On the night of their first ever presidential caucus, Montana Republicans voted resoundingly for Mitt Romney, and found themselves diverging from fellow party members across the United States. Super Tuesday saw Republicans generously hand presidential frontrunner status to Arizona Sen. John McCain with wins in nine states. And if the night held any surprises, it was former Arkansas Gov. Mike Huckabee’s strong showing across the South, winning five states. Two days later, Romney bowed out of the race altogether.
State GOP Chairman Erik Iverson said Romney ending his campaign after winning in Montana demonstrates how important it was to hold a caucus when Republicans could still choose among several candidates.
“There is no greater validation for our decision to move the caucus up to Feb. 5,” Iverson said. “If we kept the primary in June, there wouldn’t have been any choice – it would have been John McCain.”
Iverson also pointed out that Romney’s suspension of the campaign allows him to retain the delegates he has won to potentially use as bargaining tools down the road. Should Romney formally drop out, Montana’s 25 delegates to the Republican national convention are free to vote as they please, Iverson added.
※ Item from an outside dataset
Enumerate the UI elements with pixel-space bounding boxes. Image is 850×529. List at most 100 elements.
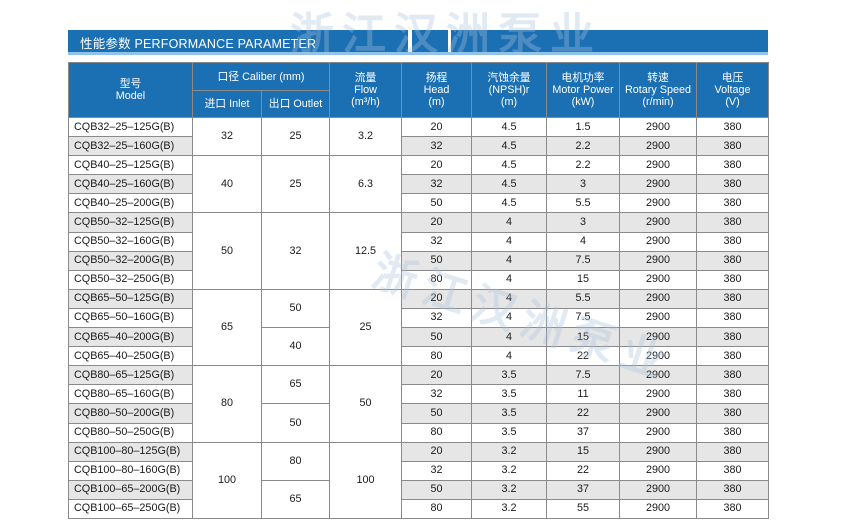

While the Flathead County caucus went off relatively smoothly, the event provided a window into some of the challenges facing Republicans at the local and national level in the current election season, including whether McCain can garner the support of conservatives, whether local voters dissatisfied with the caucus process want to see it continue and whether the state GOP can retain the interest of energetic Ron Paul supporters.
Libertarian Texas Congressman Ron Paul finished second – statewide and locally – but his supporters were far more vocal, visible and passionate the night of the Flathead caucus than any other candidate. David Hart, state coordinator for Paul’s campaign, said many of the new volunteers GOP officials were citing as evidence of the caucus’s success were actually impassioned Paul supporters. Many Republicans now wonder, with the caucus over, will Paul supporters stick around?
“I definitely want to retain them,” Iverson said of Paul supporters. “My job is to get them engaged, and in turn, they can have a seat at the table in our party.”
Hart is encouraging Paul supporters to remain engaged in the political process.
“This movement will continue, regardless of what happens with the campaign,” Hart said. “If we want to see the changes that we want to see, we’ve got to get involved at the local and state levels.”
But Hart was firm that Paul supporters would never pledge blind loyalty to the GOP, and would not support candidates with whom they fundamentally disagreed on such crucial issues as foreign policy, monetary policy, or the size of government. If Paul supporters remain under the Republican tent in the coming year, there is likely to be some friction. When asked whether Paul’s supporters would help campaign for McCain, Hart’s reply was succinct: “Absolutely not.”
McCain’s nomination now looks inevitable, but along with that privilege comes a severe backlash by conservatives within his party – a backlash on full display at the Flathead caucus and not limited to Paul supporters. Prior to voting, supporters got up to speak for their candidates. But when Sen. Greg Barkus, R-Kalispell, called for a McCain supporter to speak, no one stepped forward. One young man raised his hand and asked if he could speak against McCain, but Barkus sought a supporter.
Finally, Dean Jellison of Kalispell stood and – rather than touting McCain’s strengths – he listed the numerous instances where McCain had gone against the conservative branch of his party: voting against the Bush tax cuts; the passage of campaign finance reform; and McCain’s bipartisan push with Sen. Ted Kennedy, D-Mass., for immigration reform that many conservatives viewed as amnesty for illegal aliens.
As audience members rolled their eyes, Jellison emphasized that in those instances McCain was consistently “doing what he believed to be right” and “on his way to becoming our leader.” But the Republicans were not swayed. McCain came in fourth with nine votes.
Several Republicans who had not been selected as precinct captains – and thus could not vote – were clearly concerned that their voices would not be heard. Standing before the audience of more than 100 people prior to voting, Barkus fielded some angry questions. One woman expressed her frustration that her only chance to vote in a primary election would be in June.
“If I vote, and you guys have already made your vote, what difference does it make if I vote?” she asked.
“It doesn’t, really,” Barkus replied.
Another man shouted from the balcony: “How do we bring the vote back to the people?” Barkus answered with the points made by GOP caucus supporters for months – that a June primary was so late in the presidential calendar as to make Montanans’ votes irrelevant anyway. He also said the caucus had encouraged hundreds of new volunteers across the state to get involved. But that answer was cold comfort to those who couldn’t vote.
“I got robbed,” said Loyd Foster of Kalispell. “Somewhere I have a precinct captain tonight who’s going to vote, and that precinct captain has no idea what I think.”
“It’s a screwed up system any way you look at it,” Foster added.